After calculating sperm concentration/mL, total sperm numbers in an ejaculate can be calculated by multiplying sperm concentration with the total volume (in mL) of the gel-free ejaculate. Ejaculate volume can be measured by using a warmed measuring apparatus (eg, graduated cylinder, disposable plastic measuring cups) or by measuring the weight of the ejaculate (with 1 g equivalent tο 1 mL). More frequently, computer-automated semen analysis systems are being used to objectively determine sperm motility, sperm morphology, and sperm concentration.
Semen values can be affected by frequency of boar use, age, environment, disease, level of nutrition, genotype, and method of sperm cell fixation. Therefore, boars that do not have acceptable semen values are not necessarily subfertile or infertile. Spermiograms can change dramatically over a short period of time, and boars should not be culled on the evaluation of a single ejaculate. Breed differences in onset of puberty, libido, mating ability, and conception rate have been seen.
Environment can affect fertility over a short period of time, primarily because of disturbances in the thermoregulation of the testes. Boars exposed to cold or hot environmental temperatures may have abnormal spermiograms for ≥7 wk after the insult. Severe exposure may result in abnormal spermiograms for a longer time or may even lead to permanent spermatogenic disruption. Any disease that increases body temperature, and thus disrupts thermoregulation of the testes, also has the potential to cause temporary sub- or infertility.

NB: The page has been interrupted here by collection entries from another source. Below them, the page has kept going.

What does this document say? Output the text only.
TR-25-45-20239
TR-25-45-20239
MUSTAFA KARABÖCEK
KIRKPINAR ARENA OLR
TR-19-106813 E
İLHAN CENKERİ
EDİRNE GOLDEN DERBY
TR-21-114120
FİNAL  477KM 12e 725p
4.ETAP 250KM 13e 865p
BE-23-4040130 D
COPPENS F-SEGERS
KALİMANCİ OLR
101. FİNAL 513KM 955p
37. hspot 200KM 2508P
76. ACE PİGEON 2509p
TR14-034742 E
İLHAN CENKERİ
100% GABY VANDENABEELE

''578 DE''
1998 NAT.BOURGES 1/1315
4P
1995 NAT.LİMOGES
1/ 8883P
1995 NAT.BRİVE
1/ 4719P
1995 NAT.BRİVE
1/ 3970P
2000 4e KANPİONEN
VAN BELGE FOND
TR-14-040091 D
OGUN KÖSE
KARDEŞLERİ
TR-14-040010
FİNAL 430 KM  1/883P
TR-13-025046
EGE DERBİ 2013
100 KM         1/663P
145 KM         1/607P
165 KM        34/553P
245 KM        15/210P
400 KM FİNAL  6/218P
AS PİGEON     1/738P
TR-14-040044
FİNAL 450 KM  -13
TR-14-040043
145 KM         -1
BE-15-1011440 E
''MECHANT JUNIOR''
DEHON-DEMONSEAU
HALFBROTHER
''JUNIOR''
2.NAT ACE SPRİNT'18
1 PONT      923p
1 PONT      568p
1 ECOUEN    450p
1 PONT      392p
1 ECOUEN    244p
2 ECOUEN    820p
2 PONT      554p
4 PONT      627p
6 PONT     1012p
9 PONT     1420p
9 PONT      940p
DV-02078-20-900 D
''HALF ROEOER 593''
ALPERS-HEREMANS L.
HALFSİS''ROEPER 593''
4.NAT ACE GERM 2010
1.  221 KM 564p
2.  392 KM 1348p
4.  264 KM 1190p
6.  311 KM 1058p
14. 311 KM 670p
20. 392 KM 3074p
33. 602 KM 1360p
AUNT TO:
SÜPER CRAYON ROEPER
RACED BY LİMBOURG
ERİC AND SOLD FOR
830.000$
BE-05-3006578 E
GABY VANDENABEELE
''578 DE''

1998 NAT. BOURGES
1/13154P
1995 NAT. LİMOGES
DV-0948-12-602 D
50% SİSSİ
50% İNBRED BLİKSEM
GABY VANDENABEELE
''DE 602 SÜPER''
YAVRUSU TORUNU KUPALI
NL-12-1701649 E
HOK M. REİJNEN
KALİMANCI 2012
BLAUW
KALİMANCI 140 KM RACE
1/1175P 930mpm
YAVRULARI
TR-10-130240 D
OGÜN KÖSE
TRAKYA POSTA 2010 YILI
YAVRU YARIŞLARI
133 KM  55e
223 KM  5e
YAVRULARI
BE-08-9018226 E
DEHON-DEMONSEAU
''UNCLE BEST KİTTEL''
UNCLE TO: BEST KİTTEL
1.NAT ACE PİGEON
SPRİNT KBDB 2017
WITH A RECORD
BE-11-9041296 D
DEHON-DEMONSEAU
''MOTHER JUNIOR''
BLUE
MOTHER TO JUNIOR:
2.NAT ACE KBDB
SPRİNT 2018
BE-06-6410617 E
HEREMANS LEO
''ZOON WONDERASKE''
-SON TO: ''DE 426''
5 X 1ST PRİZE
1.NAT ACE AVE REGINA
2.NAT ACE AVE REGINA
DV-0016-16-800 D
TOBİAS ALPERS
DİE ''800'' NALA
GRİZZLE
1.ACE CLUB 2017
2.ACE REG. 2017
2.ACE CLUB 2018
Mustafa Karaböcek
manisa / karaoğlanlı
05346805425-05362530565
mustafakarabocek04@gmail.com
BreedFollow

Ideally, libido, mating ability, semen quality (see Table: Suggested Minimum Spermiogram Values for Breeding Boars), and breeding results (conception rate and litter size) should be considered. The duration of spermatogenesis and spermatozoal maturation is ~51 days in the boar. If a boar produces an ejaculate of low or marginal quality when examined in vitro, additional ejaculates should be assessed at 1- to 2-wk intervals to ascertain whether quality has improved over time. Boars with spermiograms that do not improve over 2–3 mo are unlikely to ever improve. Boars with azoospermia on two complete ejaculates or that are unable to achieve complete erection should be culled immediately. Those that have penile lesions or blood in the semen should be sexually rested for ≥2–3 wk and reevaluated. For boars with persistent frenulum or that habitually masturbate in the diverticulum, surgical correction is recommended; however, the progeny should not be kept for breeding, because these conditions are most likely heritable. All results of the fertility examination must be considered in relation to age, disease history, environmental stress, prior breeding usage, mating system, and the techniques of semen collection and handling.